17,000 tickets offered to people with disabilities

by time news

About 17,000 tickets for the Paris 2024 Olympic Games will be offered by the State to people with disabilities and their caregivers, learned The cross with the Ministry of Solidarity. An announcement made on the occasion of Olympic and Paralympic Week organized in many schools in France, which begins this Monday. These 17,000 places are part of the 400,000 tickets purchased by the State and whose general distribution remains the responsibility of the Minister of Sports, Amélie Oudéa-Castéra.

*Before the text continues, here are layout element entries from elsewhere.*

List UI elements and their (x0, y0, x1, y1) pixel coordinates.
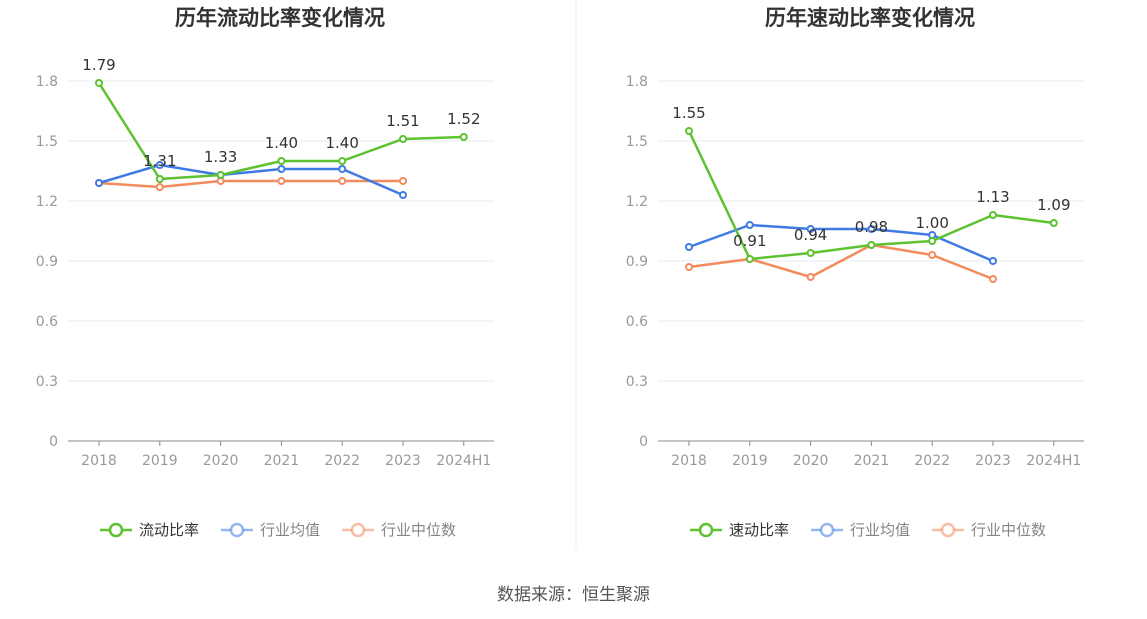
data-label: 1.31 (143, 152, 176, 170)
legend-marker (819, 522, 835, 538)
data-point (685, 263, 693, 271)
y-tick-label: 1.2 (36, 194, 58, 210)
y-tick-label: 0.3 (36, 374, 58, 390)
data-point (338, 157, 347, 165)
data-point (806, 273, 815, 281)
x-tick-label: 2018 (671, 453, 707, 469)
x-tick-label: 2019 (732, 453, 768, 469)
data-label: 0.94 (794, 226, 827, 244)
y-tick-label: 0 (639, 434, 648, 450)
y-tick-label: 1.5 (36, 134, 58, 150)
data-point (95, 79, 103, 87)
data-point (806, 225, 815, 233)
data-label: 1.00 (915, 214, 948, 232)
legend-marker (698, 522, 714, 538)
data-point (155, 175, 164, 183)
chart-panel-2: 历年速动比率变化情况 0 0.3 0.6 0.9 1.2 1.5 1.8 2018 2019 202… (626, 6, 1084, 539)
chart-panel-1: 历年流动比率变化情况 0 0.3 0.6 0.9 1.2 1.5 1.8 2018 2019 202… (36, 6, 494, 539)
data-point (745, 255, 754, 263)
series-line (688, 223, 994, 263)
series-line (98, 163, 404, 197)
data-label: 1.33 (204, 148, 237, 166)
data-point (806, 249, 815, 257)
legend-label: 行业均值 (850, 521, 910, 539)
y-tick-label: 0.9 (36, 254, 58, 270)
x-tick-label: 2024H1 (1026, 453, 1081, 469)
data-point (399, 191, 407, 199)
data-point (216, 171, 225, 179)
y-tick-label: 0.3 (626, 374, 648, 390)
legend-label: 行业中位数 (971, 521, 1046, 539)
y-tick-label: 1.5 (626, 134, 648, 150)
legend-marker (940, 522, 956, 538)
legend-label: 行业均值 (260, 521, 320, 539)
data-point (867, 225, 876, 233)
data-point (338, 165, 347, 173)
series-line (98, 179, 403, 189)
data-point (399, 135, 407, 143)
chart-title: 历年速动比率变化情况 (765, 6, 975, 30)
y-tick-label: 1.2 (626, 194, 648, 210)
data-point (277, 157, 286, 165)
data-label: 1.09 (1037, 196, 1070, 214)
data-point (277, 165, 286, 173)
x-tick-label: 2021 (854, 453, 890, 469)
data-point (399, 177, 407, 185)
data-point (928, 237, 937, 245)
chart-title: 历年流动比率变化情况 (175, 6, 385, 30)
legend-label: 速动比率 (729, 521, 789, 539)
data-label: 1.51 (386, 112, 419, 130)
x-tick-label: 2022 (324, 453, 360, 469)
data-label: 1.13 (976, 188, 1009, 206)
y-tick-label: 0.9 (626, 254, 648, 270)
data-label: 1.79 (82, 56, 115, 74)
data-source-note: 数据来源：恒生聚源 (497, 585, 650, 605)
y-tick-label: 1.8 (36, 74, 58, 90)
data-label: 0.91 (733, 232, 766, 250)
data-point (989, 257, 997, 265)
x-tick-label: 2023 (385, 453, 421, 469)
data-point (338, 177, 347, 185)
legend-label: 行业中位数 (381, 521, 456, 539)
data-point (867, 241, 876, 249)
legend-marker (229, 522, 245, 538)
data-point (277, 177, 286, 185)
data-label: 1.55 (672, 104, 705, 122)
data-point (745, 221, 754, 229)
x-tick-label: 2021 (264, 453, 300, 469)
x-tick-label: 2023 (975, 453, 1011, 469)
data-point (155, 183, 164, 191)
legend-label: 流动比率 (139, 521, 199, 539)
data-point (989, 275, 997, 283)
x-tick-label: 2020 (203, 453, 239, 469)
data-point (1049, 219, 1058, 227)
data-label: 1.52 (447, 110, 480, 128)
data-point (989, 211, 997, 219)
data-point (685, 127, 693, 135)
data-label: 1.40 (265, 134, 298, 152)
data-point (459, 133, 468, 141)
y-tick-label: 0 (49, 434, 58, 450)
x-tick-label: 2024H1 (436, 453, 491, 469)
y-tick-label: 0.6 (626, 314, 648, 330)
data-point (155, 161, 164, 169)
data-point (928, 251, 937, 259)
data-point (95, 179, 103, 187)
x-tick-label: 2019 (142, 453, 178, 469)
y-tick-label: 0.6 (36, 314, 58, 330)
legend-marker (350, 522, 366, 538)
y-tick-label: 1.8 (626, 74, 648, 90)
x-tick-label: 2018 (81, 453, 117, 469)
x-tick-label: 2020 (793, 453, 829, 469)
data-label: 0.98 (855, 218, 888, 236)
series-line (688, 243, 994, 281)
data-point (685, 243, 693, 251)
data-label: 1.40 (325, 134, 358, 152)
legend-marker (108, 522, 124, 538)
x-tick-label: 2022 (914, 453, 950, 469)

At a time when the organizing committee wants to make the Paris Games a world celebration of parasport, does this figure live up to expectations? “It is not because we have identified a number of places for people with disabilities that it is a ceiling”assures Geneviève Darrieussecq, Minister Delegate for People with Disabilities to the Minister of Solidarity. “Among the tickets reserved for young people, around 200,000, some will also go to young people with disabilities. But it is important to identify a quota dedicated to associations, medico-social establishments and caregivers. »

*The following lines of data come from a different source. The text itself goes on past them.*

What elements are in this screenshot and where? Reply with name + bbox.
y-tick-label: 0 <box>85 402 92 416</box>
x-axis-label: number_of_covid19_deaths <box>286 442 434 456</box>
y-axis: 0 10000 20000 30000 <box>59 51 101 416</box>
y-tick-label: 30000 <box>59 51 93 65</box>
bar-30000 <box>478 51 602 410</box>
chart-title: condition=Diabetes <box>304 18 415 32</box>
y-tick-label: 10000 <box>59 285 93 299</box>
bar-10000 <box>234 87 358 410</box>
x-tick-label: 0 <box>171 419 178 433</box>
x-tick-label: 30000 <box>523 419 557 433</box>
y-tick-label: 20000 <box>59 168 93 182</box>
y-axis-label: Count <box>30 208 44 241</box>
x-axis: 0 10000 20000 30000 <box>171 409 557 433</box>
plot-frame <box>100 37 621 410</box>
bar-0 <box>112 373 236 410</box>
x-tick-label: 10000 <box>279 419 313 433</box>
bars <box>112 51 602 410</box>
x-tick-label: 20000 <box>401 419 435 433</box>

According to our information, the disability associations will be in charge of distributing these 17,000 places.

Promote parasport

Three ministers travel Monday to a college in Île-de-France then to the Zénith de la Villette in Paris, to inaugurate Olympic and Paralympic Week. Pap Ndiaye, Minister of Education, Amélie Oudéa-Castéra, Minister of Sports, and Geneviève Darrieussecq thus intend to promote parasport and place it at the heart of the Olympic project.

Geneviève Darrieussecq recalls on this occasion that people with disabilities “must be able to access sport like the others”. “At the territorial level, especially rural ones, we can clearly see the difficulties of access. We are going to take advantage of the Paris 2024 Games to allow clubs to welcome more people with disabilities. »

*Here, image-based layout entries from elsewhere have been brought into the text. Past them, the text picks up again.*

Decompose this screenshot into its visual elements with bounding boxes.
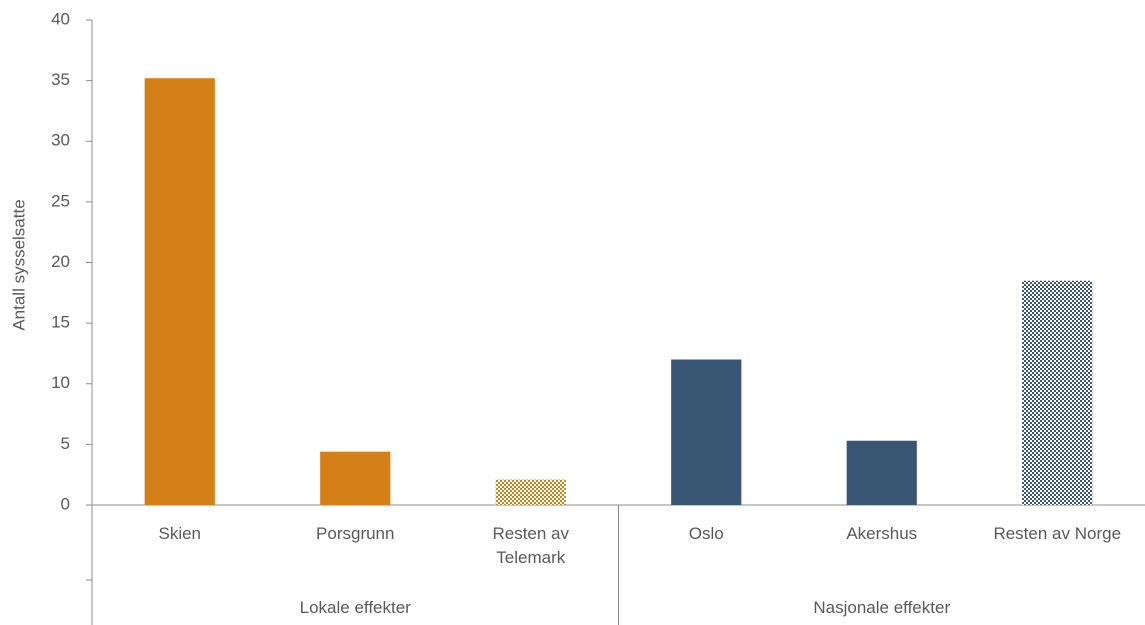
bar	[846, 440, 917, 505]
y-tick-label: 35	[51, 70, 70, 89]
y-tick-label: 5	[61, 434, 70, 453]
x-tick-label: Resten av Telemark	[492, 524, 570, 567]
x-tick-label: Skien	[158, 524, 202, 543]
y-tick-label: 40	[51, 9, 70, 28]
y-tick-label: 25	[51, 191, 70, 210]
x-tick-label: Resten av Norge	[993, 524, 1122, 543]
y-tick-label: 15	[51, 313, 70, 332]
x-tick-label: Akershus	[846, 524, 918, 543]
y-tick-label: 10	[51, 373, 70, 392]
bar	[320, 451, 391, 505]
bar	[144, 78, 215, 505]
y-tick-label: 30	[51, 131, 70, 150]
x-tick-label: Porsgrunn	[316, 524, 395, 543]
group-label: Lokale effekter	[299, 598, 411, 617]
y-tick-label: 20	[51, 252, 70, 271]
bar	[1022, 280, 1093, 505]
x-tick-label: Oslo	[688, 524, 724, 543]
bar	[495, 479, 566, 505]
bar	[671, 359, 742, 505]
y-axis-label: Antall sysselsatte	[9, 199, 28, 330]
y-tick-label: 0	[61, 494, 70, 513]
group-label: Nasjonale effekter	[813, 598, 951, 617]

Today, approximately 1,000 French sports clubs welcome people with disabilities. The idea for the Minister is “to reach 4,000 after the Games”. It also hopes to set up the thirty minutes of daily sport, practiced in schools since the start of the 2022 school year, within medico-social establishments. « We have asked the inspection services to identify the obstacles to this practice”she explains.

As for the concerns of associations about accessibility and inclusion in view of the 2024 Olympics, Geneviève Darrieussecq acknowledges that “everything will not be perfect”. “We know that certain things will not be accessible, such as the historic metro, because it is not possible in the time allowed. But everyone is working with a lot of commitment”she says, indicating that the Olympic village will be 100% accessible to people with disabilities.